Kongo Telema - Le 10.12.2011 Ezalaki somo na Ambassade ya RDC-Suisse © Kongo Telema

Ne pas reconnaître, l'apport des Congolais de la Suisse dans cette démarche de libération du Congo serait une erreur. La Suisse est petite mais costaud ! Elle abrite le siège des Nations-Unies et les organismes internationaux de l'ONU. Ses banques sont puissantes. Le Congo est enchevêtré dans des crises: dictature sanguinaire, crimes contre l'humanité, atteintes massives des droits humains, enrichissement illicite des oligarques et apparatchiks...En Suisse, les congolais font des marches contre le régime Kabila, écrivent et déposent des mémos...Il faut reconnaître depuis le second hold-up électoral d'Alias Joseph Kabila en 2011, on sent un émiettement, une léthargie.

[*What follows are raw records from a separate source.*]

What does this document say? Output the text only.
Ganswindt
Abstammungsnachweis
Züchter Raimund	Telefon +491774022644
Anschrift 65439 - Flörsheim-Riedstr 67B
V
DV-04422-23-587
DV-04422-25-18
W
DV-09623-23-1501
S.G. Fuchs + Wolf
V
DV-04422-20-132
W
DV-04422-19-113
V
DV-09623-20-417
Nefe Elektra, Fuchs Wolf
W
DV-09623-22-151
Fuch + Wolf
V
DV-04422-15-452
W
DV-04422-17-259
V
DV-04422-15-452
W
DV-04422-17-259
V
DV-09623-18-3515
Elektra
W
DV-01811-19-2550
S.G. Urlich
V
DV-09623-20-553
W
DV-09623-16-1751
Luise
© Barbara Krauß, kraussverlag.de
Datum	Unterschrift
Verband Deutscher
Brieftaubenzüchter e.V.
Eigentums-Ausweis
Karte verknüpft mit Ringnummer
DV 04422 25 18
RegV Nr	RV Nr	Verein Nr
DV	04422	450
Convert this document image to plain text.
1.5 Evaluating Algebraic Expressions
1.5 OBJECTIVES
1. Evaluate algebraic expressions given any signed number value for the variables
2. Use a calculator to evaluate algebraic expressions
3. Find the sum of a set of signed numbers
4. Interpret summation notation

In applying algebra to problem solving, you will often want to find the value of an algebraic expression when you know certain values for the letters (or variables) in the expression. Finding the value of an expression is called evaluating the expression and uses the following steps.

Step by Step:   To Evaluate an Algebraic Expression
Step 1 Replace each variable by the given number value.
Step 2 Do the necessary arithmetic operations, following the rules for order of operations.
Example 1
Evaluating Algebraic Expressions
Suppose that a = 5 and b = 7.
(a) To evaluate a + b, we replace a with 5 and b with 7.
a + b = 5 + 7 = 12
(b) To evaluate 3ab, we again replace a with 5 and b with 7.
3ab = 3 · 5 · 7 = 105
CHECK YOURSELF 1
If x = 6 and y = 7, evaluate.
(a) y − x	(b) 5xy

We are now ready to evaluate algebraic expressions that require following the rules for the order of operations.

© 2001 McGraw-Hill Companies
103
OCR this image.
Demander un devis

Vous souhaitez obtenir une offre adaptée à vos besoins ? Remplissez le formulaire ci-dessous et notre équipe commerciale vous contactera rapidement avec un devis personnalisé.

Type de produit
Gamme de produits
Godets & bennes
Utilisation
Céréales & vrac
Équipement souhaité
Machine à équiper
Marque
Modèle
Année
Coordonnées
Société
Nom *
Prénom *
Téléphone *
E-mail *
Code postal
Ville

Faut-il se décourager pour autant ? Si Nelson Mandela, avec ses 27 ans de prison, s'était découragé, il ne jamais devenu "Président de l'Afrique du Sud ! Les Congolais se battent contre des monstres humains, des princes des ténèbres et autres principautés macabres dont le seul objectif est de piller le Congo. Ce sont des ressources qui intéressent des pillards, pas les congolais. Et ceux qui sont mobilisés ne doivent en aucun cas lâcher prise, au risque de voir s'écrouler l'édifice qu'ils contribuent à bâtir, pierre après pierre.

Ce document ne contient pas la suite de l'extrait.